Review: Oh gosh! Bladerunner touches down with an epic six-track collection on his own Hi Resolution. Running his gully gamut from emotional to electrical to energetical, everything you could possibly need from a Bladerunner EP is right here... The subtle euphoria and piano-touched emotion of "All My Love", the total skin melting sizzles and bassline burns of "Intensity" and the techno-like insistency and dynamism of "Breathe" are just three of many highlights here.
Review: Jungle Cakes always tend to put out music that rests on the foundations of UK underground, the cross-over influences of soul, reggae, jungle and D&B. it's always a fresh sound and it always brings up connotations of Boomtown, free parties and sunny afternoons. This is a monster album curated by Aries and Kelvin 373, who have taken tracks both old and new to form a banging compilation. Bou nails it on 'Music Takes Me Higher', a rustic revisit to classic jungle sounds; Aries and Nicky Blackmarket roll things out in a tight way on 'Champion'; and Chimpo slams the brakes on 'DidDieDoThat'. We don't know the answer to that, but we do know this is fat. Big ups.

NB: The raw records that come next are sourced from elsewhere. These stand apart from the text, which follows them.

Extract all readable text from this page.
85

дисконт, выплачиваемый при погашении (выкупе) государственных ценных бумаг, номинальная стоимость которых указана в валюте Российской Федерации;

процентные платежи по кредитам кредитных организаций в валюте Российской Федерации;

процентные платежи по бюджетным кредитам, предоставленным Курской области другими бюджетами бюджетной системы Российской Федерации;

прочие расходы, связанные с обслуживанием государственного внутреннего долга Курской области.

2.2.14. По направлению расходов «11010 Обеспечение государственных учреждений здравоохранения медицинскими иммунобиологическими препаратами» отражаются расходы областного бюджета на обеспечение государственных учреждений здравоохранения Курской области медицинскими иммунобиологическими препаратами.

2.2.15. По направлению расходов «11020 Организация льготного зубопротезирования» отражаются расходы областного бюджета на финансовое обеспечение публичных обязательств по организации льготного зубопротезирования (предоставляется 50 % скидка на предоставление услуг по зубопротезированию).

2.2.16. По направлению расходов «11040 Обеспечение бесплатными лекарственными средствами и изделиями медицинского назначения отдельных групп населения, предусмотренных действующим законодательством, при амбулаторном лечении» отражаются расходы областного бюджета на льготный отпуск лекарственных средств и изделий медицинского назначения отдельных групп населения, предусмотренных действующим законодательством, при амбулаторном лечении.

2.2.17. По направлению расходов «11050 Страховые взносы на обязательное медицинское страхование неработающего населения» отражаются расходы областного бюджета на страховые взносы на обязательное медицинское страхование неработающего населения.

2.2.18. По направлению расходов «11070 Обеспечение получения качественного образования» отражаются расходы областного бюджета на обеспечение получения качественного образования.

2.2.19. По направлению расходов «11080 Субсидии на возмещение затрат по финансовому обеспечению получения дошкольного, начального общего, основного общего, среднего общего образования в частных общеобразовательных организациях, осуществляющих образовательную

Review: Cor blimey, Jungle Cakes aren't messing around with their Welcome To The Jungle series are they? Hot on the heels of Ray Keith comes another stone cold OG; Nicky Blackmarket. Digging deep across the classics and sparking up a whole forest of fresh fires, it's a 40 track, 2 mix, 10 FX tool trove of pure jungle magic curated with the wide-armed style you'd expect from an originator. With classic ranging from well known such as "Incredible" and "Pulp Fiction" to cult such as "Keep It Raw" and "Gangsters" and upfront jams flexing from all the right names (Serum, Aries, Serial Killaz, Drumsound & Bassline Smith), Blackmarket has absolutely smashed this out of the mark.
Review: It's 2017 and you can finally have your cake and eat it. It's all down to Jungle Cakes head chefs Deekline and Ed Solo who have been working hard in the bass kitchen since the foundation days. Here we find them in five Michelin star mode as they serve up a banquet of creations both from their own and their peers' menus. Highlights across this incredible D&B banquet abound from the moment Craze and Infiltrata's (aka 12th Planet) classic "Things Just Ain't The Same 4 Gangstas" opens the collection and Firefox's (aka Roni Size) seminal "Keep It Raw" headbutts us a few tracks later. Elsewhere the Jungle Cakes dons treat us to skanked-out banger after skanked-out banger; Spyda's iconic vocals and the hornets nest b-line on "Soundsystem Entertainer", Tippa's harmonic heaven on "Pass Me The Dubplate" and one of the nastiest remixes Deekline's notorious "Don't Smoke" has ever experienced. Loaded with an array of cool FX and two continuous mixes, this is a true jungle feast. What a time to be alive.